“It’s just going to be that kind of day,” my friend said as he got in my car. “Everything’s gone wrong.” He started on a litany of all the bothersome things that had happened since he got out of bed.
“Well,” I said, “I’m glad you got all that out of the way! Used up all your bad luck first thing. Now you can let it go and have a fine rest-of-the-day.” And he did. But if I hadn’t steered him to look at the possibility of a good day ahead, he might have gone on and on about his little clashes and misadventures.
Painful events produce mental movies of what happened, replays of the situation. They’re daydreams our minds create to help us realize that it was true, that it really happened and that it hurt. That’s a pretty common response to pain. It’s the first step toward accepting things, to getting to the point where we can say, however reluctantly, “It is what it is.”

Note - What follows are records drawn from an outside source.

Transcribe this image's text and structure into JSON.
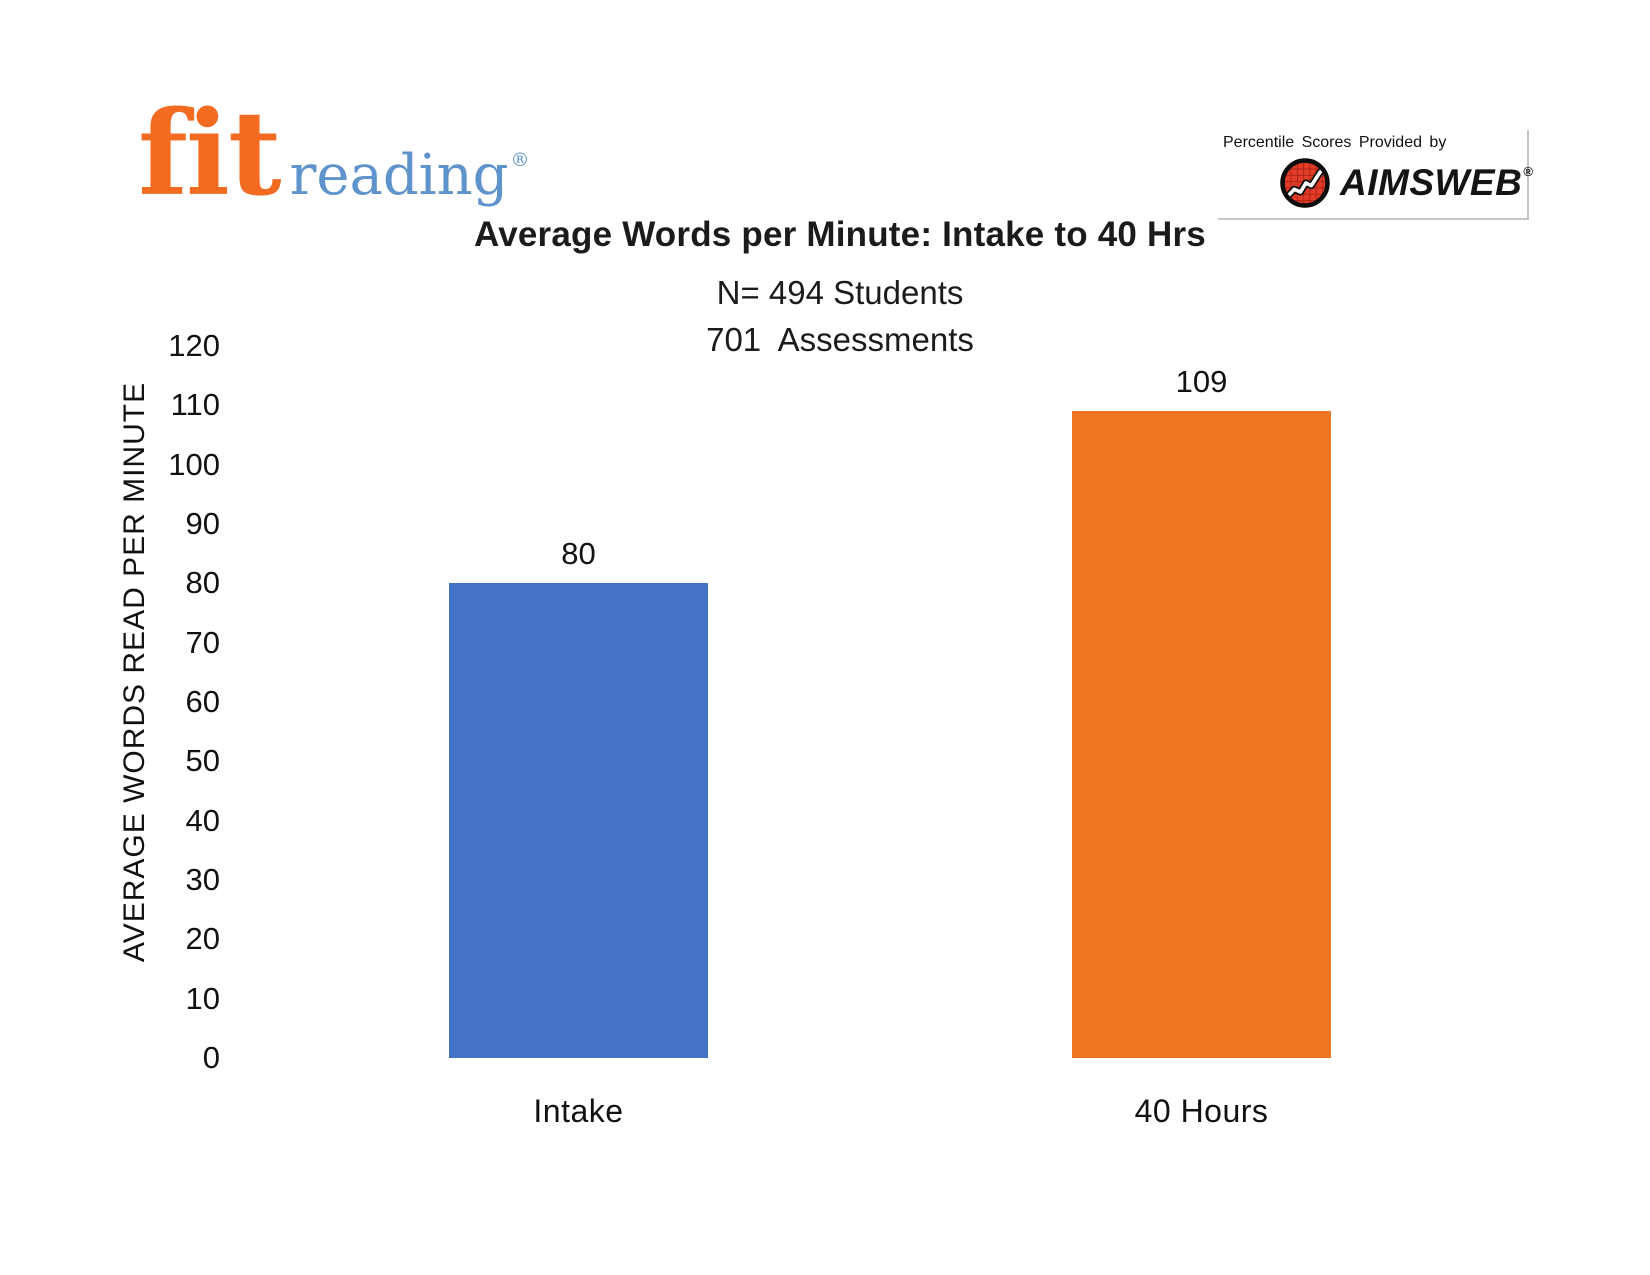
{
  "branding": {
    "fit_logo": {
      "fit": "fit",
      "reading": "reading",
      "registered": "®",
      "fit_color": "#F26B21",
      "reading_color": "#5E93CB"
    },
    "aimsweb": {
      "caption": "Percentile Scores Provided by",
      "name": "AIMSWEB",
      "registered": "®",
      "logo_red": "#E23B28"
    }
  },
  "chart_data": {
    "type": "bar",
    "title": "Average Words per Minute: Intake to 40 Hrs",
    "subtitle_lines": [
      "N= 494 Students",
      "701  Assessments"
    ],
    "categories": [
      "Intake",
      "40 Hours"
    ],
    "values": [
      80,
      109
    ],
    "data_labels": [
      "80",
      "109"
    ],
    "bar_colors": [
      "#4472C4",
      "#EE7623"
    ],
    "ylabel": "AVERAGE WORDS READ PER MINUTE",
    "xlabel": "",
    "ylim": [
      0,
      120
    ],
    "ytick_step": 10,
    "yticks": [
      0,
      10,
      20,
      30,
      40,
      50,
      60,
      70,
      80,
      90,
      100,
      110,
      120
    ],
    "grid": false,
    "legend": false,
    "axis_lines": false
  }
}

The next step is figure out what you need to do next. What are some of your options? What’s most urgent? What direction do you want to go? You might still feel the raw pain, but it, too, is what it is—an injury of some kind, and injuries take time to heal. You let it sit there, acknowledging it, but accepting it as a part of your current experience. In the meantime, take a survey of your resources and start moving in the direction that your better self most wants to go, the one that makes the most sense.
But first, you’re in that place where you’re remembering what happened, trying to get a grasp on it and somehow make it different. There’s a trap here, though. If you play the movie over and over and over, you can get stuck in it. You can get so stuck that it becomes the focus of your reality. That’s when our daydreams become living nightmares.
Remember the phrase, “What you focus on expands?” It applies full force here. Your mind will always search for information to bring you when it knows you’re interested in something. If you’re looking at nothing but your mental movie about the hurtful thing that happened, your mind will bring you more and more ways that you were hurt like this in the past or might be hurt in similar ways in the future. That generates fear, anxiety, and avoidance strategies–none of which are helpful. In fact, your fear makes your brain think that looking out for danger is now a priority matter. It will point out all the signals it can find that you might be risking another blow. And there you are, stuck in the nightmare.
Now here’s the good news. You are the one who’s in charge of what’s playing in the theater of your mind. You’re running the projector that beams the movie onto the screen of your mind. If you can see that this movie has played over and over, you can look for a different movie to play. That lets you break the nightmare’s spell.
You might not be able to switch movies instantly. The nightmare one has dug itself into the screen of your attention and its drama has you hooked. But you can interrupt it as often as want by asking yourself a simple question like “What’s good about her/him/this mess?” or “What’s good about this present moment?” Questions like that take your brain by surprise. “A new game!” it says, happy to have a new assignment. And it will start looking for answers to your question. Robert Maurer, Ph.D,,says in his book One Small Step Can Change Your Life: The Kaizen Way, that you can start by asking your little question at leaset once a day, and keep it up every day for a couple weeks. Link asking it to brushing your teeth or drinking your morning coffee, or when you go to bed. You could also jot down the answers you get if you’re so inclined.
Gradually, looking for the good will become a habit, quieting and eventually replacing your nightmare. Your world will expand and brighten, your moods will shift to the enjoyable end of the scale. And it starts by asking a simple question: “What’s good here?”
Remember, what you focus on expands. Focus on asking yourself one little question at least once a day about what’s good, and see how the goodness grows.
Wishing you a week of surprising smiles.